Liturgical Colour : Green or White (Saturday Mass of Our Lady)
Dear brothers and sisters in Christ, today as we listened to the words of the Sacred Scriptures, we are all reminded of the communion of the faithful together with the Lord and with one another. The communion of the faithful refers to the union that every Christian believers have through the gift of the Holy Eucharist. Through the Eucharist, the Lord has united us all to Himself, and through that unity, He made us all part of His one Body and one Church. Through this tangible and spiritual union, we are all brought together as one people, sharing in the same gift of the Spirit, and the same assurance of eternal life and salvation.
In our first reading today, taken from the Epistle of St. Paul to the Church and the faithful in the city of Corinth, we heard of how St. Paul elaborated to them on the matter of the partaking of the Holy Eucharist, the Holy Communion of the faithful, and how each and every Christians should take it seriously as they should not partake the offerings that had been offered in the pagan ceremonies and worship, as was common at that time in the Greco-Roman state paganism. There were likely moments when Christians still partake in the goods and items that had been offered to the pagan idols and deities.
Not only that, but it was likely that there were also those who actively participated in the pagan ceremonies and other events that might scandalise the faithful and others in the community. Why is that so, brothers and sisters in Christ? That is because while there might be various reasons why the members of the Christian community partook in the pagan offerings and ceremonies, be it on their own volition or due to coercion or force, but if other members of the community were to witness these, that would then jeopardise the Communion within the Church, that visible and tangible unity between the members of the Church with one another, as well as with their Lord and Saviour.
Essentially doing so would also count towards the violation of the First Commandment in the Ten Commandments, namely, ‘You shall not have any other gods before Me, and you shall not have or make any graven images…’ which essentially highlighted that our practices and way of life as members of the Church and as one the Christian faithful cannot be contradictory between our obedience and faith in God, and our apparent obeisance and worship of the pagan and false gods and idols as what the Church members and the faithful in Corinth had done, which led to St. Paul exhorting them not to do so.

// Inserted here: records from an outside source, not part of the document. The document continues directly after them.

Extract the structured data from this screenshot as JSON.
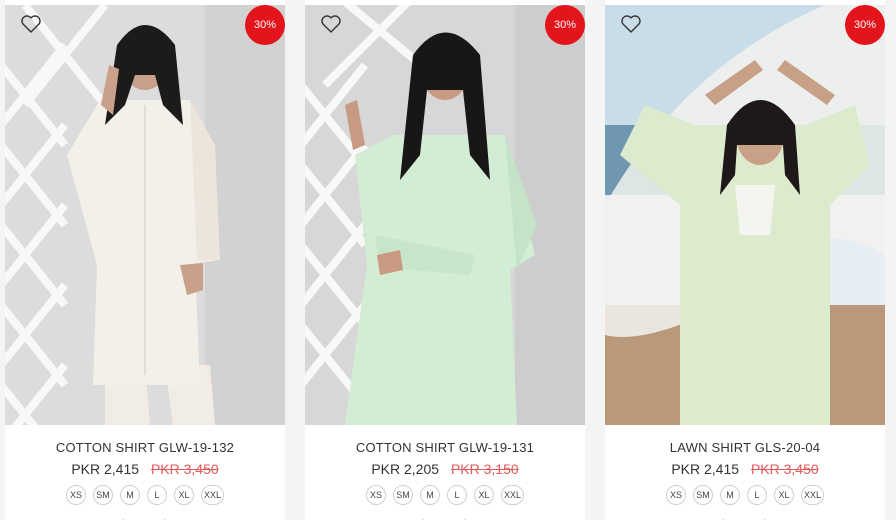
{
  "products": [
    {
      "title": "COTTON SHIRT GLW-19-132",
      "price": "PKR 2,415",
      "old_price": "PKR 3,450",
      "discount": "30%",
      "sizes": [
        "XS",
        "SM",
        "M",
        "L",
        "XL",
        "XXL"
      ]
    },
    {
      "title": "COTTON SHIRT GLW-19-131",
      "price": "PKR 2,205",
      "old_price": "PKR 3,150",
      "discount": "30%",
      "sizes": [
        "XS",
        "SM",
        "M",
        "L",
        "XL",
        "XXL"
      ]
    },
    {
      "title": "LAWN SHIRT GLS-20-04",
      "price": "PKR 2,415",
      "old_price": "PKR 3,450",
      "discount": "30%",
      "sizes": [
        "XS",
        "SM",
        "M",
        "L",
        "XL",
        "XXL"
      ]
    }
  ],
  "colors": {
    "badge": "#e3141b",
    "old_price": "#e35b5b",
    "shirt_white": "#f3efe9",
    "shirt_mint": "#d3ecd4",
    "shirt_lawn": "#dcebcd"
  },
  "icons": {
    "wishlist": "heart-icon"
  }
}
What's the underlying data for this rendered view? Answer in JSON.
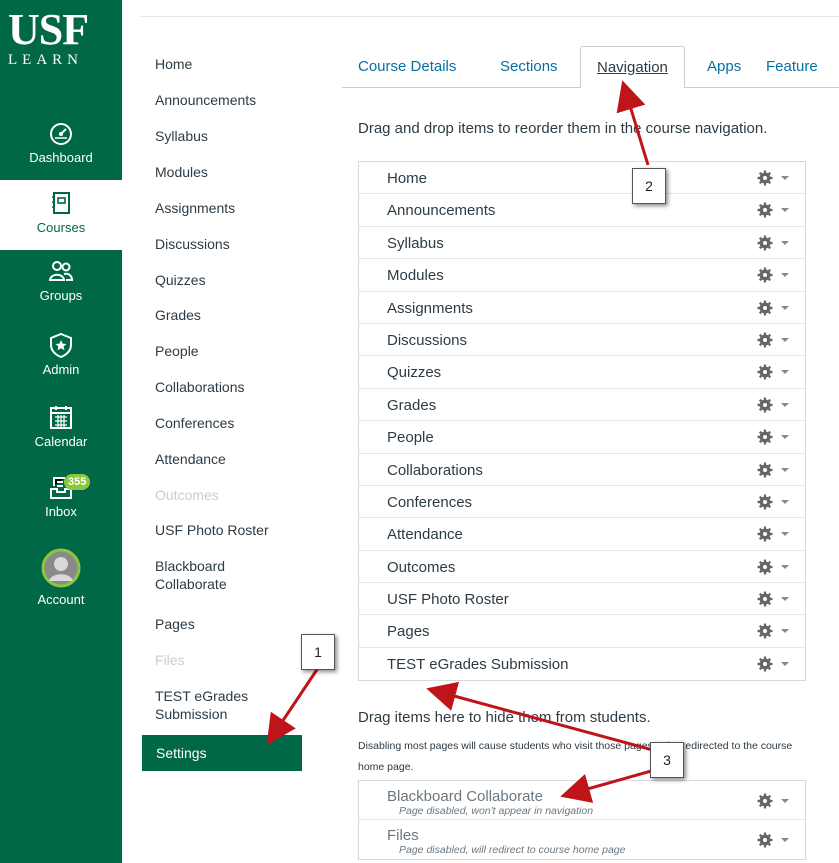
{
  "brand": {
    "logo_main": "USF",
    "logo_sub": "LEARN",
    "nav_color": "#006747",
    "accent": "#8cc63f"
  },
  "global_nav": [
    {
      "label": "Dashboard",
      "icon": "dashboard-icon"
    },
    {
      "label": "Courses",
      "icon": "courses-icon",
      "active": true
    },
    {
      "label": "Groups",
      "icon": "groups-icon"
    },
    {
      "label": "Admin",
      "icon": "admin-icon"
    },
    {
      "label": "Calendar",
      "icon": "calendar-icon"
    },
    {
      "label": "Inbox",
      "icon": "inbox-icon",
      "badge": "355"
    },
    {
      "label": "Account",
      "icon": "account-avatar"
    }
  ],
  "course_nav": [
    {
      "label": "Home"
    },
    {
      "label": "Announcements"
    },
    {
      "label": "Syllabus"
    },
    {
      "label": "Modules"
    },
    {
      "label": "Assignments"
    },
    {
      "label": "Discussions"
    },
    {
      "label": "Quizzes"
    },
    {
      "label": "Grades"
    },
    {
      "label": "People"
    },
    {
      "label": "Collaborations"
    },
    {
      "label": "Conferences"
    },
    {
      "label": "Attendance"
    },
    {
      "label": "Outcomes",
      "disabled": true
    },
    {
      "label": "USF Photo Roster"
    },
    {
      "label": "Blackboard Collaborate"
    },
    {
      "label": "Pages"
    },
    {
      "label": "Files",
      "disabled": true
    },
    {
      "label": "TEST eGrades Submission"
    }
  ],
  "settings_label": "Settings",
  "tabs": [
    {
      "label": "Course Details"
    },
    {
      "label": "Sections"
    },
    {
      "label": "Navigation",
      "active": true
    },
    {
      "label": "Apps"
    },
    {
      "label": "Feature"
    }
  ],
  "instruction": "Drag and drop items to reorder them in the course navigation.",
  "nav_items": [
    "Home",
    "Announcements",
    "Syllabus",
    "Modules",
    "Assignments",
    "Discussions",
    "Quizzes",
    "Grades",
    "People",
    "Collaborations",
    "Conferences",
    "Attendance",
    "Outcomes",
    "USF Photo Roster",
    "Pages",
    "TEST eGrades Submission"
  ],
  "hide_title": "Drag items here to hide them from students.",
  "hide_note": "Disabling most pages will cause students who visit those pages to be redirected to the course home page.",
  "hidden_items": [
    {
      "name": "Blackboard Collaborate",
      "note": "Page disabled, won't appear in navigation"
    },
    {
      "name": "Files",
      "note": "Page disabled, will redirect to course home page"
    }
  ],
  "callouts": {
    "c1": "1",
    "c2": "2",
    "c3": "3",
    "arrow_color": "#c0141b"
  }
}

Then in our Gospel passage today, we heard of the Lord speaking to His disciples and to the people with a parable, highlighting how no good tree can produce bad fruit and vice versa, and how all of us will be good or bad, righteous or wicked depending on what our hearts, minds and interior disposition are like. And He also then used another parable immediately afterwards, describing those who have truly obeyed the Lord and loved Him, as those who had built their houses upon the firm foundation of stone, while those who have not truly had faith in Him, listened to Him but did not act on what He had taught them to do as those who had built their houses without any foundations, and therefore, they would fall in no time.
What do all these mean for us, brothers and sisters in Christ? The Lord essentially called on all of us to put ourselves in His path, dedicating and committing ourselves to His cause, and remaining steady in our faith in Him, and not merely just paying lip service, professing to believe in Him and yet, we offer ourselves to serve the pagan idols and gods, and the many other idols and other distractions that can be found aplenty all around us. And we also must realise that these idols and distractions are not merely those pagan idols and statues which the faithful in Corinth once dabbled with, and which caused a scandal among the faithful and the Church.

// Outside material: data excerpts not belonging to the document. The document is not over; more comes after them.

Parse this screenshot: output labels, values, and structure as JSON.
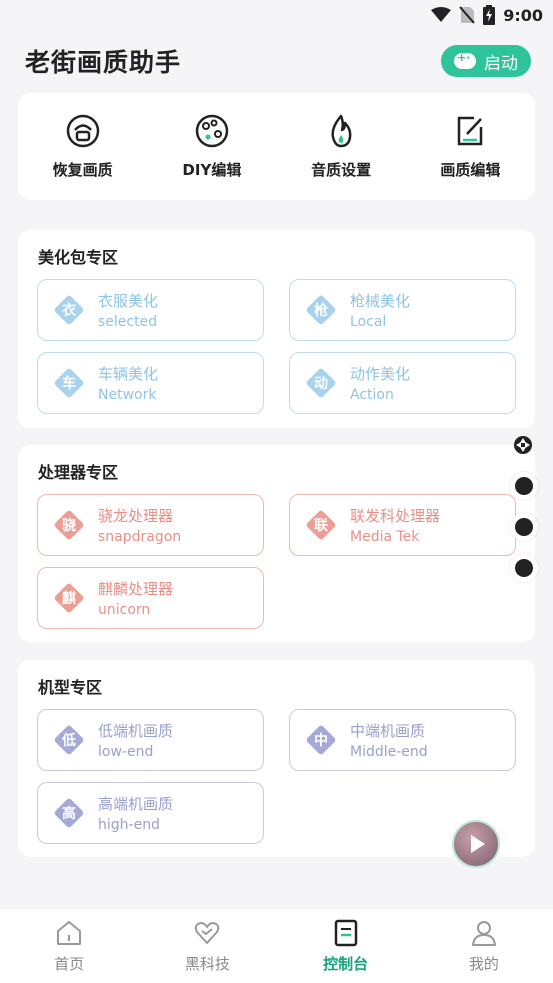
{
  "status_bar": {
    "time": "9:00"
  },
  "header": {
    "title": "老街画质助手",
    "launch_label": "启动"
  },
  "quick_actions": [
    {
      "label": "恢复画质",
      "icon": "restore-icon"
    },
    {
      "label": "DIY编辑",
      "icon": "palette-icon"
    },
    {
      "label": "音质设置",
      "icon": "flame-icon"
    },
    {
      "label": "画质编辑",
      "icon": "edit-icon"
    }
  ],
  "beauty_section": {
    "title": "美化包专区",
    "items": [
      {
        "badge": "衣",
        "title": "衣服美化",
        "subtitle": "selected"
      },
      {
        "badge": "枪",
        "title": "枪械美化",
        "subtitle": "Local"
      },
      {
        "badge": "车",
        "title": "车辆美化",
        "subtitle": "Network"
      },
      {
        "badge": "动",
        "title": "动作美化",
        "subtitle": "Action"
      }
    ]
  },
  "processor_section": {
    "title": "处理器专区",
    "items": [
      {
        "badge": "骁",
        "title": "骁龙处理器",
        "subtitle": "snapdragon"
      },
      {
        "badge": "联",
        "title": "联发科处理器",
        "subtitle": "Media Tek"
      },
      {
        "badge": "麒",
        "title": "麒麟处理器",
        "subtitle": "unicorn"
      }
    ]
  },
  "model_section": {
    "title": "机型专区",
    "items": [
      {
        "badge": "低",
        "title": "低端机画质",
        "subtitle": "low-end"
      },
      {
        "badge": "中",
        "title": "中端机画质",
        "subtitle": "Middle-end"
      },
      {
        "badge": "高",
        "title": "高端机画质",
        "subtitle": "high-end"
      }
    ]
  },
  "bottom_nav": [
    {
      "label": "首页",
      "icon": "home-icon"
    },
    {
      "label": "黑科技",
      "icon": "heart-icon"
    },
    {
      "label": "控制台",
      "icon": "console-icon",
      "active": true
    },
    {
      "label": "我的",
      "icon": "profile-icon"
    }
  ],
  "colors": {
    "accent": "#2ec39a",
    "active_nav": "#18a37e",
    "blue": "#8ec4e6",
    "red": "#e88f86",
    "purple": "#9aa0cc"
  }
}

Instead, just as St. Paul mentioned in another occasion in his Epistle to the Colossians, the idols that are present all around us, and even to this day, is the idol of our own human pride and ego, our greed and ambition, our worldly desires and all the many other things that often become serious obstacles and barriers in the path of our journey towards God, His salvation and grace. And if we continue to indulge in these idols and temptations all around us, then we may end up being dragged deeper and deeper into the path towards sin and wickedness, towards our downfall and destruction. We are reminded today that we should not allow those idols from ruining our lives and misleading us down the wrong paths.
Instead, we should endeavour and strive our best to resist the temptations to sin, and to keep ourselves in good faith and in obedience to God, His Law and commandments. As Christians, each and every one of us, while also called to be good and law-abiding citizens of this world, we are expected to put the Lord and our faith in Him first and foremost above all else. It means that we have to be genuine in our faith and dedication to God, and we cannot be lukewarm in our faith, and neither can we be hypocrites who profess to believe in God and yet being two-faced in our way of life and actions, which can bring about scandal to our faith. We have to stand up for our beliefs and remain true to the Lord despite the many trials and challenges present in this world.
Brothers and sisters in Christ, let us all therefore renew our commitment to the Lord, dedicating our time and effort to glorify Him by our lives. Let us all turn towards Him with all of our strength and might, and endeavour to be good role models and examples, through which we can be good inspiration for many others that they too may come to believe in God through us and our many good, righteous and wonderful examples in life. May God bless us all in all our good efforts, our works and efforts, now and always, forevermore. Amen.